Shares


Shares comprise a large proportion of many investors' portfolios. Research reveals that, over the long term, shares deliver a higher return than any other asset class, including property.

There are five compelling reasons for investing in the share market:

  • Capital growth
  • Dividends
  • Ease of buying and selling
  • Diversifying your investment
  • Receiving shareholder discounts or entitlements

 Think about whether you are interested in investing in shares.
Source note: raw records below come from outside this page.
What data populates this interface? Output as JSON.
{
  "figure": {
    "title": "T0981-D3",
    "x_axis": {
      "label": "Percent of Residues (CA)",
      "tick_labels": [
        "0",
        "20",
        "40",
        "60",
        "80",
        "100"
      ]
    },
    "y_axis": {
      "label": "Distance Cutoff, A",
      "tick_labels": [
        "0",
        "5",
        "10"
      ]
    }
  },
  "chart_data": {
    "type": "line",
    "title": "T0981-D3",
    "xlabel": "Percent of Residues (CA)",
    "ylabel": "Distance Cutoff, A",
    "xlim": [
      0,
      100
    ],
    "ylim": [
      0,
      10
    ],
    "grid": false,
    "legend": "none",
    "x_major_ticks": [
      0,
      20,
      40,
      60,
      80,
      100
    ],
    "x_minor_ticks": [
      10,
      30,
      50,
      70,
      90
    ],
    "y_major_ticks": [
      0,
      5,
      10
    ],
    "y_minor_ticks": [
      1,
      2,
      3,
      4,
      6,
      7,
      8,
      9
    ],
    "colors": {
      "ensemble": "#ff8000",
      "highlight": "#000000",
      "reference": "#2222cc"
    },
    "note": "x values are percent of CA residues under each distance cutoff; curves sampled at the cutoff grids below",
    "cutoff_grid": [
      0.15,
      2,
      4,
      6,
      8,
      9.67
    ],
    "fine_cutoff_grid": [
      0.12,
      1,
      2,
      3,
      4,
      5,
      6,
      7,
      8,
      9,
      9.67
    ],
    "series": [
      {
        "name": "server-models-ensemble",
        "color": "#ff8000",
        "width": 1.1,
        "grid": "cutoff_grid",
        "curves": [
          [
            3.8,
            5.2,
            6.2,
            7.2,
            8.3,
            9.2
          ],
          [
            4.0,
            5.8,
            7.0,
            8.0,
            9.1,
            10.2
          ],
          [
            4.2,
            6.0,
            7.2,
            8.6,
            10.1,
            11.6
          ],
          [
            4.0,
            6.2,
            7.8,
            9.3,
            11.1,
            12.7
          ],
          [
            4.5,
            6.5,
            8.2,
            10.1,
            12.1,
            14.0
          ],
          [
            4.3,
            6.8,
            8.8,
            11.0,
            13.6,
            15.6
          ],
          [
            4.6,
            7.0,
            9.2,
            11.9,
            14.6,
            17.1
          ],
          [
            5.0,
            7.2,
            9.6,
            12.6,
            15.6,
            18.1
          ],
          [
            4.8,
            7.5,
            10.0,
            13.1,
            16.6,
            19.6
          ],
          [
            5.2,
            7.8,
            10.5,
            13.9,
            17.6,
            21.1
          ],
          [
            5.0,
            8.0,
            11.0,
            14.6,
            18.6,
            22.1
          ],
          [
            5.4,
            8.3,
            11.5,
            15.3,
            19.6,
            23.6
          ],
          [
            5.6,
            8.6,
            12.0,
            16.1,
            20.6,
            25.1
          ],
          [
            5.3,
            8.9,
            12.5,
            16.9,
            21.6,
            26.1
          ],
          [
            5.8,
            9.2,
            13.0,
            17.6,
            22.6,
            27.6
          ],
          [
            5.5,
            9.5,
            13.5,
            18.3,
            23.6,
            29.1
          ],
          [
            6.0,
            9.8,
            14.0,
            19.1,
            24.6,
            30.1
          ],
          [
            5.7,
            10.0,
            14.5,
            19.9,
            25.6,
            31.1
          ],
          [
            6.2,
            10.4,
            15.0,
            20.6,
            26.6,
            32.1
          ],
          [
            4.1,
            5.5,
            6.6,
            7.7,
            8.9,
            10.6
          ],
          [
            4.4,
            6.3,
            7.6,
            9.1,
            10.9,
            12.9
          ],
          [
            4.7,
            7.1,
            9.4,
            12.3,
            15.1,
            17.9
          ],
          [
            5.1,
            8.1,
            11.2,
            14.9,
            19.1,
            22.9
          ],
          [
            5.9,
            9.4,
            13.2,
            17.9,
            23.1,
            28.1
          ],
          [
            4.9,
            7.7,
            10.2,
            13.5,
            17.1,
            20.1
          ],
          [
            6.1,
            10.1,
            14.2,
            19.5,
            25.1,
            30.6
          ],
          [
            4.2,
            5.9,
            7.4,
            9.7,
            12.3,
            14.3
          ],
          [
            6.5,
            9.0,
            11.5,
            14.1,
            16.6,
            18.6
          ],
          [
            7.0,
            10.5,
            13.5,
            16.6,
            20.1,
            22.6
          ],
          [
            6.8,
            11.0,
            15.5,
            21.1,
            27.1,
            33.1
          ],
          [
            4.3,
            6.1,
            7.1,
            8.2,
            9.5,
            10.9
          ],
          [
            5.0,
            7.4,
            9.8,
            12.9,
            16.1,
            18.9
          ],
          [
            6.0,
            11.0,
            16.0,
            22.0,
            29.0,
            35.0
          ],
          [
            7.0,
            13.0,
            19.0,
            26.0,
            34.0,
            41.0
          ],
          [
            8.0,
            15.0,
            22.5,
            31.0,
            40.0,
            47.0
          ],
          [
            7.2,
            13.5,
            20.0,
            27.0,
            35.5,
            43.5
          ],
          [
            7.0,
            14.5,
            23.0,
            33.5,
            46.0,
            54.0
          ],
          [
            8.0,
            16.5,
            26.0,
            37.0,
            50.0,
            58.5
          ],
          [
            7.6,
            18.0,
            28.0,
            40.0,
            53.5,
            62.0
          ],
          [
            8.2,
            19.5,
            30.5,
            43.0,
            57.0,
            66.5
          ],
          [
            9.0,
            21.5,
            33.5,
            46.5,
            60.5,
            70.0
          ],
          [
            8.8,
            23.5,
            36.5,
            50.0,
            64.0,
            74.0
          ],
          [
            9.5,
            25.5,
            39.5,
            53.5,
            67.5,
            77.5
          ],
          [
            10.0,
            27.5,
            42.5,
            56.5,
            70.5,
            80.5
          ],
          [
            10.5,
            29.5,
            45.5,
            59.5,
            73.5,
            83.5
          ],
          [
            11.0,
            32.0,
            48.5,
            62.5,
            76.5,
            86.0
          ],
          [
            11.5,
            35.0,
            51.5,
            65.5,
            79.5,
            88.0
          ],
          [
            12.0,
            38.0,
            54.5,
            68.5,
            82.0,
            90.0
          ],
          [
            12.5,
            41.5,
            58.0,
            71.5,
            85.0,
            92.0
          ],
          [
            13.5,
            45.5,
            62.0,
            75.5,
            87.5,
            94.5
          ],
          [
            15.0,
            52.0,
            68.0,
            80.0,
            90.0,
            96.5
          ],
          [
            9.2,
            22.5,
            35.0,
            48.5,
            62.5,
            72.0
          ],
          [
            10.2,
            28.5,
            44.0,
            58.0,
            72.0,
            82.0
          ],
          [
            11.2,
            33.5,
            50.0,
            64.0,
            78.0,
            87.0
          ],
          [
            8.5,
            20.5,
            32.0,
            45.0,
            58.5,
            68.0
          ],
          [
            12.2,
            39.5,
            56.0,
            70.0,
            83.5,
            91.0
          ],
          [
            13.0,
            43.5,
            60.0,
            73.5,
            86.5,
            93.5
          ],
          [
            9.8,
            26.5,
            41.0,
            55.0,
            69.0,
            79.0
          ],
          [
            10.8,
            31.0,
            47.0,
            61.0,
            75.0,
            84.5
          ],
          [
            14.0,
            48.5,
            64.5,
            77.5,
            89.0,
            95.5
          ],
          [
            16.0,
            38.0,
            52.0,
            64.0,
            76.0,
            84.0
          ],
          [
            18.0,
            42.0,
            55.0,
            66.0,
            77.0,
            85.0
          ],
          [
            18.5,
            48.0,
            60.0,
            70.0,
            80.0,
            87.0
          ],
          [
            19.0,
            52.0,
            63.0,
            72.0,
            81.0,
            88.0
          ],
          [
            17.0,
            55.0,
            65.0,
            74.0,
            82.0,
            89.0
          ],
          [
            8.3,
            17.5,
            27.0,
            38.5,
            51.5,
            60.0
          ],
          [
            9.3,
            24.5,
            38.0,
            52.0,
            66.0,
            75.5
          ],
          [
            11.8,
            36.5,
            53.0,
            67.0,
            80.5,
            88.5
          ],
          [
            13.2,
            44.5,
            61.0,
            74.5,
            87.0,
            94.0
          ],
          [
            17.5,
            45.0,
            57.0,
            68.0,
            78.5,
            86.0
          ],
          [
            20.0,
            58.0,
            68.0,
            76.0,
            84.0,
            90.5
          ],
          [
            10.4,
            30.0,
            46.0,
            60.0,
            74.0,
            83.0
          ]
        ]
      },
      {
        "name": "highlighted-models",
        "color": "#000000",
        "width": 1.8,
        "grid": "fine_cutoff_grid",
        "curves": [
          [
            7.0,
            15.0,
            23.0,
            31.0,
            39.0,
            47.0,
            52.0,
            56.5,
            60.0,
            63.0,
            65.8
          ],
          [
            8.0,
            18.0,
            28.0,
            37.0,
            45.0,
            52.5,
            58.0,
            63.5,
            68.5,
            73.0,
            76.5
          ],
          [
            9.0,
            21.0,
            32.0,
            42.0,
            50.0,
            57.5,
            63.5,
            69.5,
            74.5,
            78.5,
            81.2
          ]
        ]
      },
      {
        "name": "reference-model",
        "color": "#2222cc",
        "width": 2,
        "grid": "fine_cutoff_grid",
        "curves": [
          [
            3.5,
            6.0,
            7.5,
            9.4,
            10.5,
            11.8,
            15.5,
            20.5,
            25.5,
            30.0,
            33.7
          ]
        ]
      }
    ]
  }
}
If you are thinking about investing in shares directly, work through a financial advisor as:

  • They will be able to help assess whether investing in a particular company is worthwhile
  • They can also provide advice on the right asset allocation, an important consideration for retirement planning and superannuation

 Alternatively, you can invest in shares through a managed investment fund, wrap account or master trust:

  • This allows you to diversity your portfolio across a range of different companies, industries, countries, regions and even across different investment styles

Shares become even more attractive when tax benefits are taken into account, as they can be used for generating tax effective income, largely as a result of dividend imputation. Dividends are paid out of company profits - but not until after company tax has been taken out (at the rate of 30%).

So when it comes to assessing your taxable income, the government gives you a credit (up to 30%) for the tax that's been paid on any shares you own directly. Shares held for more than 12 months may qualify for a 50% discount on any capital gains tax payable. But, as usual, seek the advice of tax experts and other advisors.

If you are looking to get involved with shares, you should speak to a financial advisor who will help you assess your investment goals, and the level of risk you are comfortable with.